In 2017 I flew over to San Diego to spend 3 days in a Navy SEAL’s leadership academy. The academy had been setup by a former commander in the SEAL’s to help them increase the success rate of recruiting new people.
The Navy SEAL’s are widely considered the mentally and physically toughest group of people on the planet and their training process reflects that. As a result, the failure rate for getting through the training has always been remarkably high.
The academy was setup to help bridge the gap and prepare new recruits for the extremely intense training process they were about to embark on.
As a coach I am always intrigued and interested in understanding what the best of the best are doing to improve performance and there is no better example of pushing the body and mind than the Navy SEAL’s.
My introduction to the training was a shock to the system to say the least!
One of the first philosophies we were introduced to was 20X.
It is their belief that we are all 20 times more capable than we think we are. The limit is in our mind and we are limiting ourselves all the time, doubting our capability to handle all situations, especially ones that are new and unfamiliar to us.
We were marched outside into the 36-degree San Diego sunshine. Nobody knew what was coming but we knew something was and it was probably going to hurt!
After a brief warm up we were introduced to the plank. Holding your body in the press up position, arms locked out. We were told we were going to test our limits and put the 20X philosophy into practice.
When asked how long we THINK we could hold a plank for, most of the responses ranged from one to two minutes. You can imagine our faces when the timer was set to 23 minutes!
We were to hold this position for the whole time and our knees were not allowed to hit the floor or they would be all over us. The ground was red hot and after a few minutes my hands were burning with pain.
You can imagine the thoughts racing through my mind at this time. The inner doubt they were talking about was getting louder and louder, trying to convince me that there was no way I was able to complete this challenge.
The commander started shouting “it can always be worse, you can always do more”. I repeated his words. I tried to drown out the inner doubts and stay focused but it wasn’t easy – my arms were shaking, I was dripping in sweat and my hands were stinging with pain.
I focused on what I was doing. I listened to the Commander’s words. I tried to forget about how much time had passed or how much was remaining.
I told myself no matter what I was going to complete it. I would not quit. I would not listen to my negative inner voice. As physically difficult as it was, this was not a physical test - this was a mental test.
After about 10 minutes an amazing thing happened - my mind started to go quiet. Really quiet. Instead of getting harder, the challenge became easier.
The Commander and his team were now circling us and repeating positive mantras, reminding us that this is a mental game.

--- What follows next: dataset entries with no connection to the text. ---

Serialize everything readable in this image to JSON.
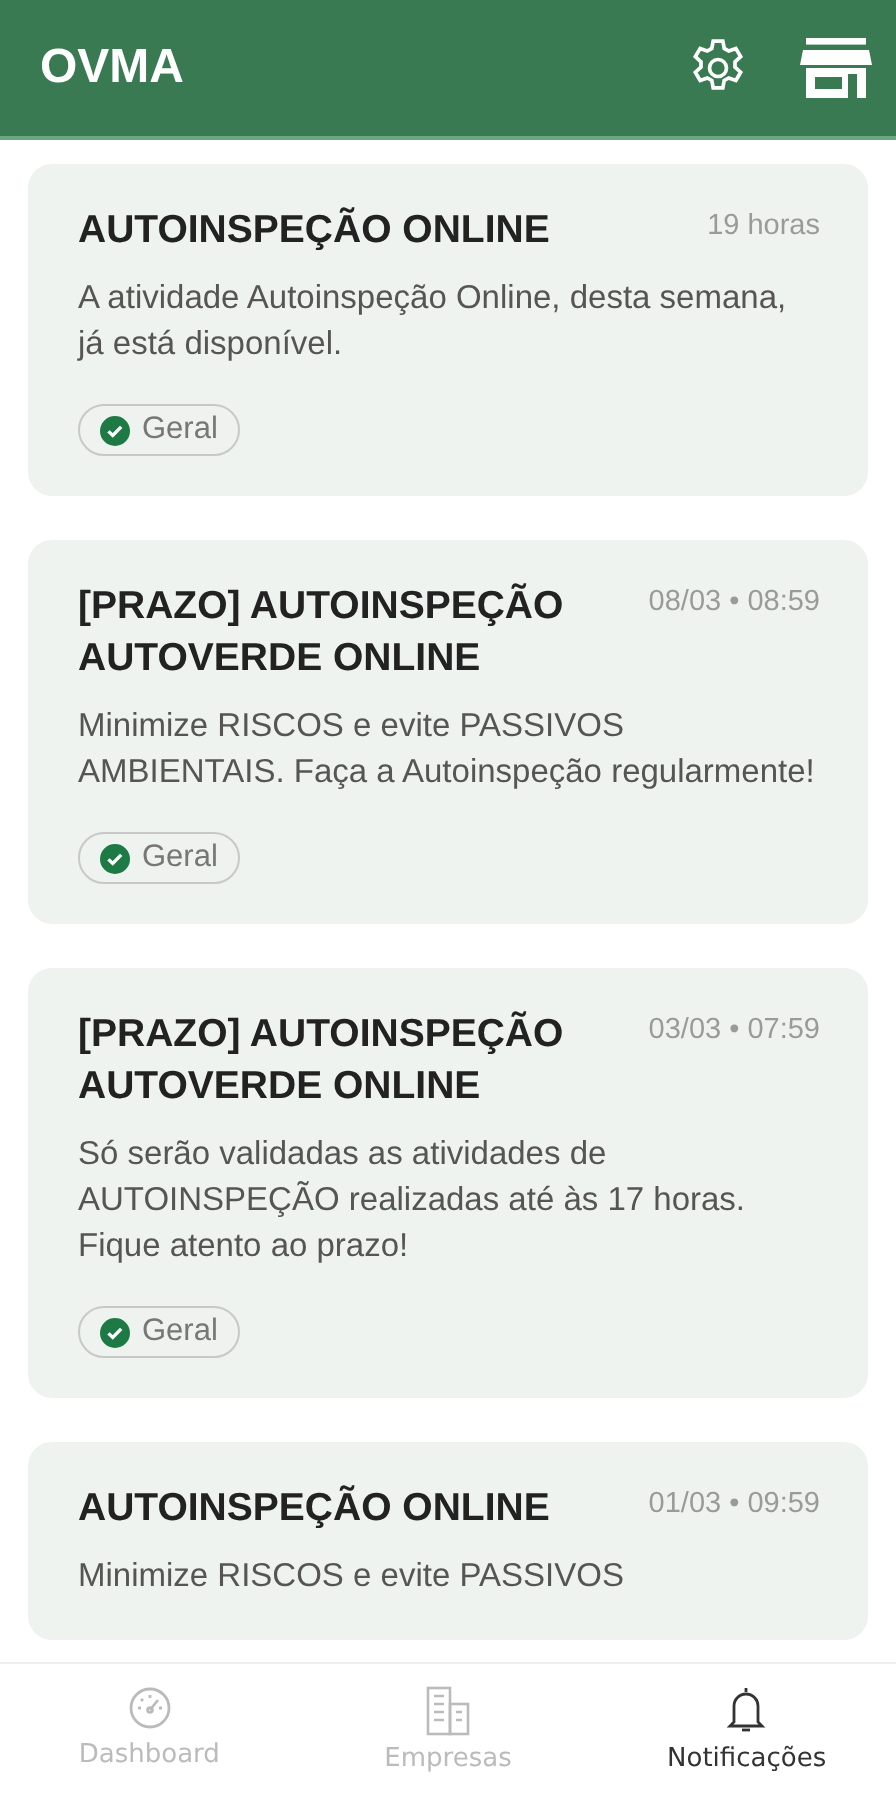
{
  "app_bar": {
    "title": "OVMA"
  },
  "notifications": [
    {
      "title": "AUTOINSPEÇÃO ONLINE",
      "time": "19 horas",
      "body": "A atividade Autoinspeção Online, desta semana, já está disponível.",
      "tag": "Geral"
    },
    {
      "title": "[PRAZO] AUTOINSPEÇÃO AUTOVERDE ONLINE",
      "time": "08/03 • 08:59",
      "body": "Minimize RISCOS e evite PASSIVOS AMBIENTAIS. Faça a Autoinspeção regularmente!",
      "tag": "Geral"
    },
    {
      "title": "[PRAZO] AUTOINSPEÇÃO AUTOVERDE ONLINE",
      "time": "03/03 • 07:59",
      "body": "Só serão validadas as atividades de AUTOINSPEÇÃO realizadas até às 17 horas. Fique atento ao prazo!",
      "tag": "Geral"
    },
    {
      "title": "AUTOINSPEÇÃO ONLINE",
      "time": "01/03 • 09:59",
      "body": "Minimize RISCOS e evite PASSIVOS"
    }
  ],
  "bottom_nav": [
    {
      "label": "Dashboard",
      "kind": "gauge",
      "selected": false
    },
    {
      "label": "Empresas",
      "kind": "building",
      "selected": false
    },
    {
      "label": "Notificações",
      "kind": "bell",
      "selected": true
    }
  ]
}
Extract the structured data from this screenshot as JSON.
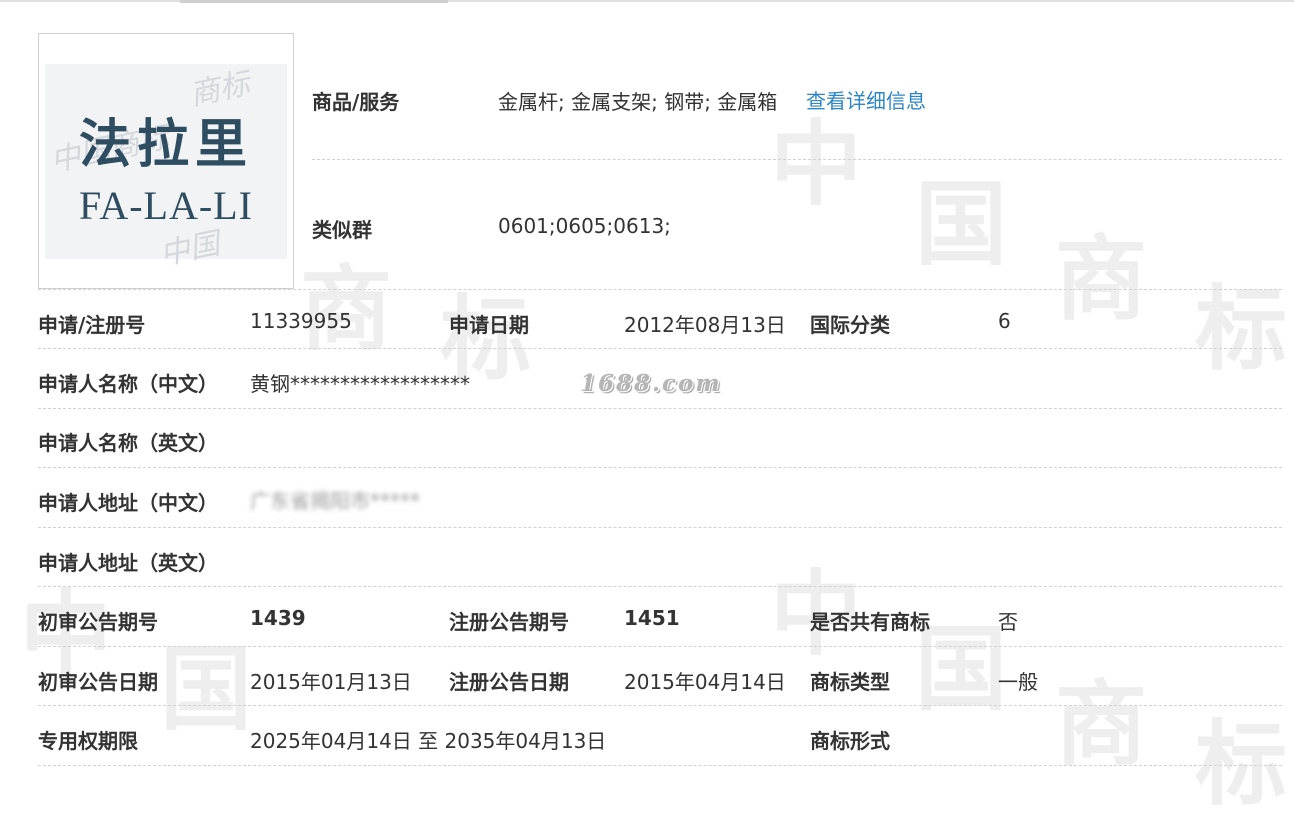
{
  "logo": {
    "text_cn": "法拉里",
    "text_en": "FA-LA-LI"
  },
  "watermark": {
    "site": "1688.com"
  },
  "goods": {
    "label": "商品/服务",
    "value": "金属杆; 金属支架; 钢带; 金属箱",
    "link": "查看详细信息"
  },
  "similar_group": {
    "label": "类似群",
    "value": "0601;0605;0613;"
  },
  "reg_no": {
    "label": "申请/注册号",
    "value": "11339955"
  },
  "apply_date": {
    "label": "申请日期",
    "value": "2012年08月13日"
  },
  "intl_class": {
    "label": "国际分类",
    "value": "6"
  },
  "applicant_cn": {
    "label": "申请人名称（中文）",
    "value": "黄钢******************"
  },
  "applicant_en": {
    "label": "申请人名称（英文）",
    "value": ""
  },
  "address_cn": {
    "label": "申请人地址（中文）",
    "value": "广东省揭阳市*****"
  },
  "address_en": {
    "label": "申请人地址（英文）",
    "value": ""
  },
  "prelim_issue": {
    "label": "初审公告期号",
    "value": "1439"
  },
  "reg_issue": {
    "label": "注册公告期号",
    "value": "1451"
  },
  "shared_mark": {
    "label": "是否共有商标",
    "value": "否"
  },
  "prelim_date": {
    "label": "初审公告日期",
    "value": "2015年01月13日"
  },
  "reg_date": {
    "label": "注册公告日期",
    "value": "2015年04月14日"
  },
  "mark_type": {
    "label": "商标类型",
    "value": "一般"
  },
  "exclusive_period": {
    "label": "专用权期限",
    "value": "2025年04月14日 至 2035年04月13日"
  },
  "mark_form": {
    "label": "商标形式",
    "value": ""
  },
  "colors": {
    "link": "#2c86c8",
    "text": "#333333",
    "divider": "#d2d2d2"
  }
}
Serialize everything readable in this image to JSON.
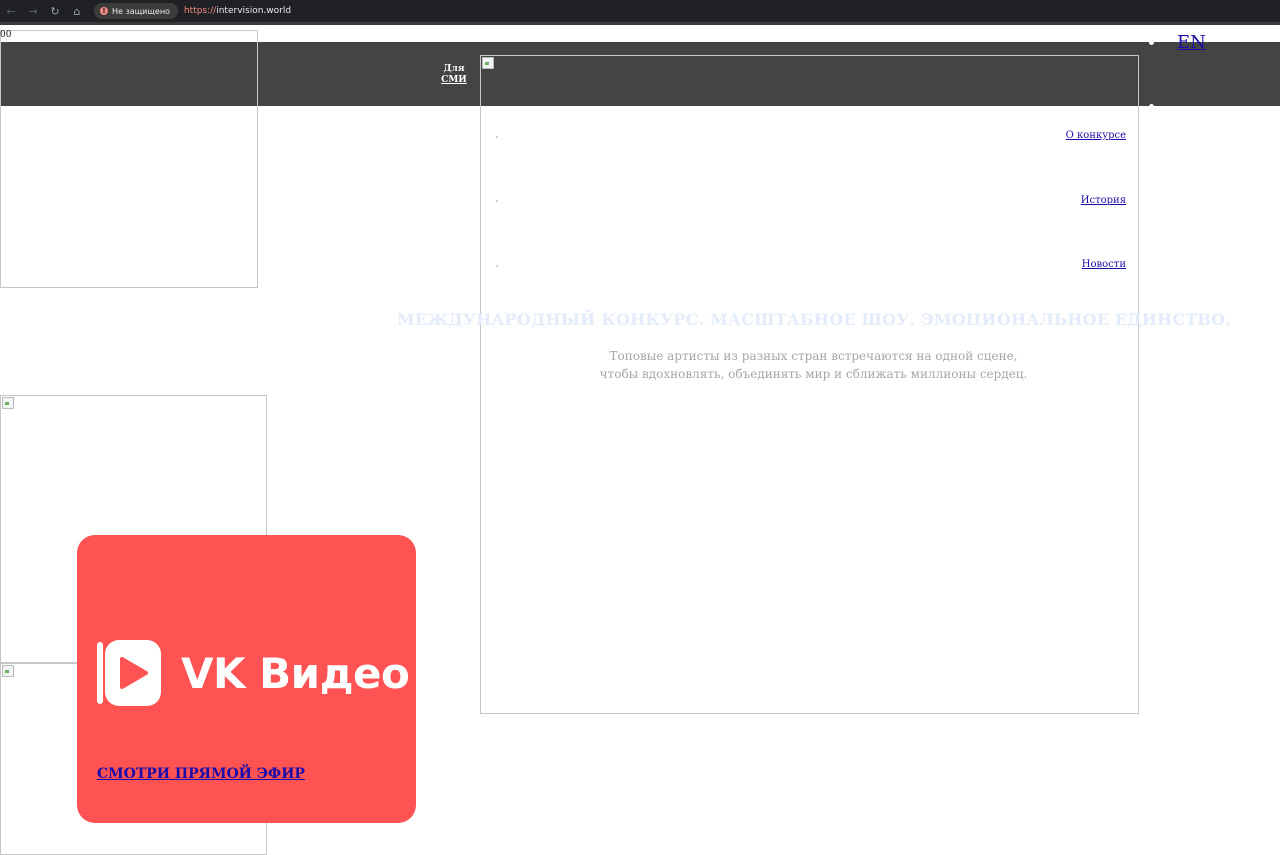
{
  "browser": {
    "security_label": "Не защищено",
    "url_protocol": "https://",
    "url_host": "intervision.world"
  },
  "header": {
    "press_label_line1": "Для",
    "press_label_line2": "СМИ",
    "logo_glyph": "00"
  },
  "lang": {
    "items": [
      "EN",
      ""
    ]
  },
  "menu": {
    "items": [
      "О конкурсе",
      "История",
      "Новости"
    ]
  },
  "hero": {
    "title": "МЕЖДУНАРОДНЫЙ КОНКУРС. МАСШТАБНОЕ ШОУ. ЭМОЦИОНАЛЬНОЕ ЕДИНСТВО.",
    "subtitle_line1": "Топовые артисты из разных стран встречаются на одной сцене,",
    "subtitle_line2": "чтобы вдохновлять, объединять мир и сближать миллионы сердец."
  },
  "promo": {
    "brand": "VK Видео",
    "cta": "СМОТРИ ПРЯМОЙ ЭФИР",
    "colors": {
      "card": "#ff5252",
      "link": "#1a0dab"
    }
  }
}
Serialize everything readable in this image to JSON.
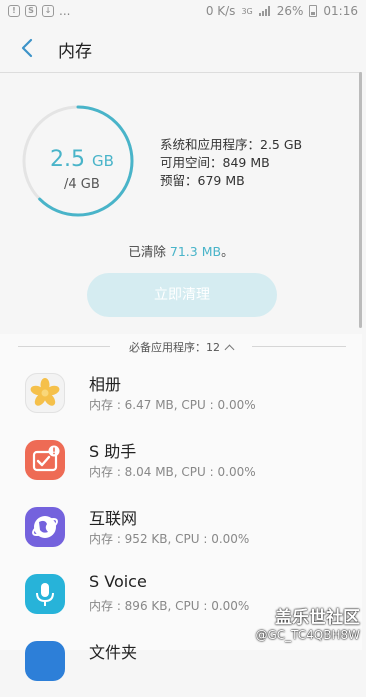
{
  "status_bar": {
    "dots": "...",
    "network_speed": "0 K/s",
    "network_type": "3G",
    "battery": "26%",
    "time": "01:16"
  },
  "header": {
    "title": "内存"
  },
  "storage": {
    "used_value": "2.5",
    "used_unit": "GB",
    "total": "/4 GB",
    "used_fraction": 0.625,
    "stat_system": "系统和应用程序：2.5 GB",
    "stat_free": "可用空间：849 MB",
    "stat_reserved": "预留：679 MB",
    "cleared_prefix": "已清除 ",
    "cleared_amount": "71.3 MB",
    "cleared_suffix": "。",
    "clean_button": "立即清理",
    "accent_color": "#49b4c9"
  },
  "section": {
    "label": "必备应用程序：12"
  },
  "apps": [
    {
      "name": "相册",
      "info": "内存 : 6.47 MB, CPU : 0.00%",
      "icon": "gallery-flower-icon",
      "color": "#f3f3f3"
    },
    {
      "name": "S 助手",
      "info": "内存 : 8.04 MB, CPU : 0.00%",
      "icon": "s-assistant-icon",
      "color": "#ee6b55"
    },
    {
      "name": "互联网",
      "info": "内存 : 952 KB, CPU : 0.00%",
      "icon": "internet-globe-icon",
      "color": "#7462dd"
    },
    {
      "name": "S Voice",
      "info": "内存 : 896 KB, CPU : 0.00%",
      "icon": "microphone-icon",
      "color": "#27b3d9"
    },
    {
      "name": "文件夹",
      "info": "",
      "icon": "folder-icon",
      "color": "#2d7fd8"
    }
  ],
  "watermark": {
    "line1": "盖乐世社区",
    "line2": "@GC_TC4QBH8W"
  }
}
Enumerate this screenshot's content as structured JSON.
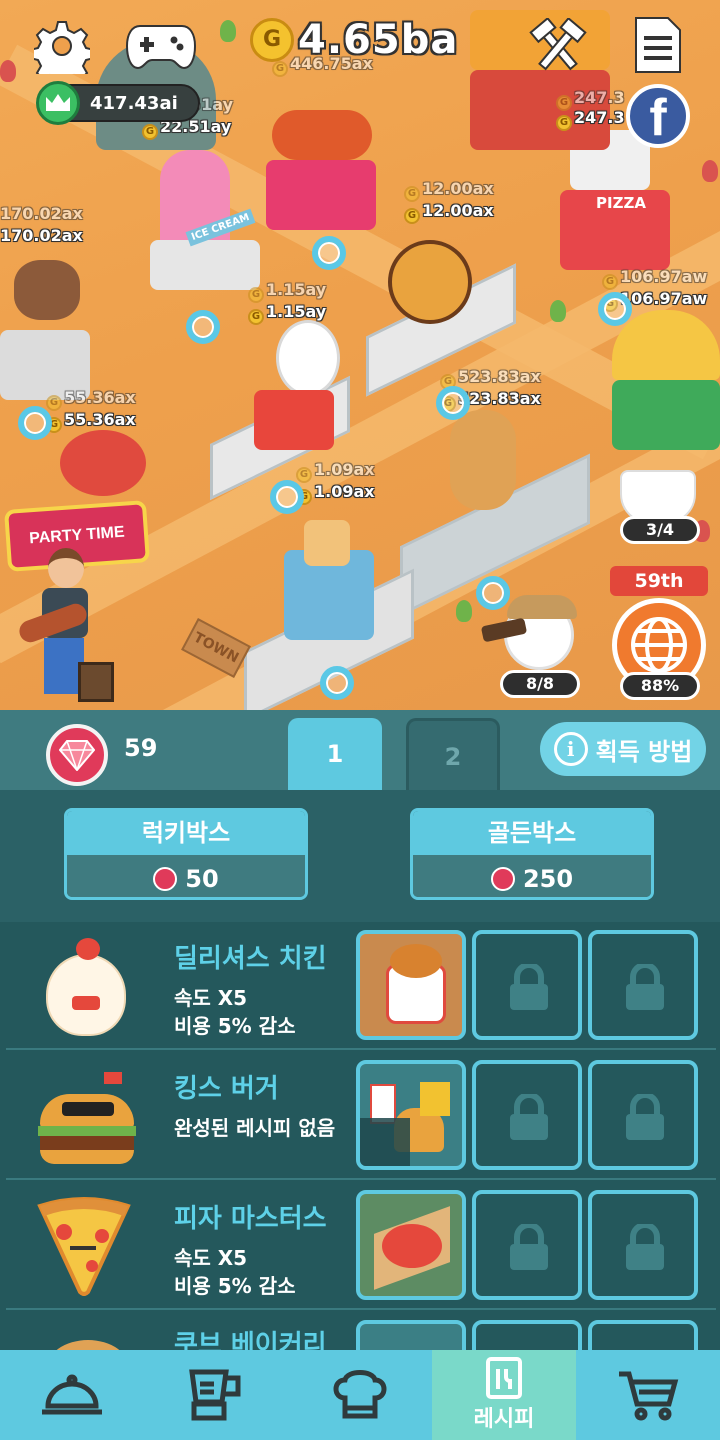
{
  "hud": {
    "gold_total": "4.65ba",
    "gold_ghost": "446.75ax",
    "crown_value": "417.43ai",
    "coin_glyph": "G"
  },
  "map": {
    "earnings": [
      {
        "id": "icecream-ghost",
        "text": "51ay",
        "ghost": true
      },
      {
        "id": "icecream",
        "text": "22.51ay"
      },
      {
        "id": "pizza-ghost",
        "text": "247.3",
        "ghost": true
      },
      {
        "id": "pizza",
        "text": "247.3"
      },
      {
        "id": "burger-ghost",
        "text": "12.00ax",
        "ghost": true
      },
      {
        "id": "burger",
        "text": "12.00ax"
      },
      {
        "id": "left-ghost",
        "text": "170.02ax",
        "ghost": true
      },
      {
        "id": "left",
        "text": "170.02ax"
      },
      {
        "id": "taco-ghost",
        "text": "106.97aw",
        "ghost": true
      },
      {
        "id": "taco",
        "text": "106.97aw"
      },
      {
        "id": "chicken-ghost",
        "text": "1.15ay",
        "ghost": true
      },
      {
        "id": "chicken",
        "text": "1.15ay"
      },
      {
        "id": "drink-ghost",
        "text": "523.83ax",
        "ghost": true
      },
      {
        "id": "drink",
        "text": "523.83ax"
      },
      {
        "id": "coffee-ghost",
        "text": "55.36ax",
        "ghost": true
      },
      {
        "id": "coffee",
        "text": "55.36ax"
      },
      {
        "id": "fries-ghost",
        "text": "1.09ax",
        "ghost": true
      },
      {
        "id": "fries",
        "text": "1.09ax"
      }
    ],
    "signs": {
      "ice_cream": "ICE CREAM",
      "pizza": "PIZZA",
      "town": "TOWN",
      "party_time": "PARTY TIME"
    },
    "coffee_counter": "3/4",
    "explorer_counter": "8/8",
    "rank": "59th",
    "globe_percent": "88%"
  },
  "gems": {
    "count": "59"
  },
  "tabs": [
    {
      "label": "1",
      "active": true
    },
    {
      "label": "2",
      "active": false
    }
  ],
  "howto_label": "획득 방법",
  "boxes": [
    {
      "label": "럭키박스",
      "price": "50"
    },
    {
      "label": "골든박스",
      "price": "250"
    }
  ],
  "recipes": [
    {
      "name": "딜리셔스 치킨",
      "d1": "속도 X5",
      "d2": "비용 5% 감소"
    },
    {
      "name": "킹스 버거",
      "d1": "완성된 레시피 없음",
      "d2": ""
    },
    {
      "name": "피자 마스터스",
      "d1": "속도 X5",
      "d2": "비용 5% 감소"
    },
    {
      "name": "쿠브 베이커리",
      "d1": "",
      "d2": ""
    }
  ],
  "nav": {
    "active_label": "레시피",
    "items": [
      "serving-cloche-icon",
      "blender-icon",
      "chef-hat-icon",
      "recipe-book-icon",
      "shopping-cart-icon"
    ]
  },
  "colors": {
    "accent": "#5ec9e0",
    "panel": "#24585c",
    "gem": "#e03a5a",
    "map": "#eea04c"
  }
}
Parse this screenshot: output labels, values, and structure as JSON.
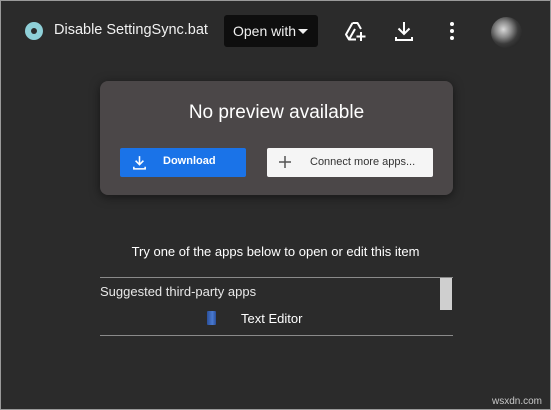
{
  "header": {
    "file_title": "Disable SettingSync.bat",
    "open_with_label": "Open with",
    "icons": [
      "file-type-icon",
      "add-shortcut-to-drive-icon",
      "download-icon",
      "more-options-icon",
      "avatar"
    ]
  },
  "preview": {
    "title": "No preview available",
    "download_label": "Download",
    "connect_label": "Connect more apps..."
  },
  "suggestions": {
    "hint": "Try one of the apps below to open or edit this item",
    "heading": "Suggested third-party apps",
    "apps": [
      {
        "name": "Text Editor",
        "icon": "text-editor-icon"
      }
    ]
  },
  "watermark": "wsxdn.com",
  "colors": {
    "background": "#2b2b2b",
    "card": "#4b4748",
    "primary_button": "#1a73e8",
    "secondary_button": "#f5f5f5",
    "open_with_bg": "#0e0e0e"
  }
}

They were shouting words of encouragement.
Eventually as the clock reached 23 minutes and I was about to collapse in agony and ecstasy, the Commander said we were going to keep going until 30 minutes.
Once I got over the initial shock and disappointment, I was able to calm my negative inner voice down again to the point where it wasn’t crippling me.
When the clock hit 30 minutes, we all collapsed on the ground.
Along with a huge sense of relief I also felt a surge of confidence. I knew after breaking through such a mental barrier, that I would be able to handle whatever else was thrown my way during the three days.
How much more do you think you are capable of?
Do you get in your own way?
Do your own inner doubts sometimes prevent you from fulfilling your potential?
What are some of the lessons I took away from the experiences above?
1. Your situation can always be worse.
Many people make their situation much worse in their own mind than it really is. How often can we be our own worst enemy? We were told repeatedly during our time there (often during the hardest drills) “do not be your own worst enemy”. Any time we looked like struggling or giving in or complaining, we were told this statement – reminding us that in fact we were in control of our experience and we had the power to make it easier or harder.
2. You can always do more.
Realise that your limits are in your mind and you are MUCH more capable than you currently think you are. We all know this at some level. I know I did – after all I had been learning this and teaching it for ten years. But this experience took my understanding to a whole new level because I physically experienced it, smashing through those barriers myself. The lesson? You must get out of your comfort zone, out of your usual routine and environment every so often and do something that scares you, that stretches you and challenges you to rise to the occasion. Sometimes you’ve just got to leap before you feel ready.
3. There is incredible satisfaction when you challenge your limits.
The feeling of achievement and satisfaction after some of the drills was like nothing I have experienced before. This feeling of satisfaction also instils a confidence in you to take on new challenges – it reframes your beliefs about what is possible. When you stretch yourself in one area of your life, the benefits are universal.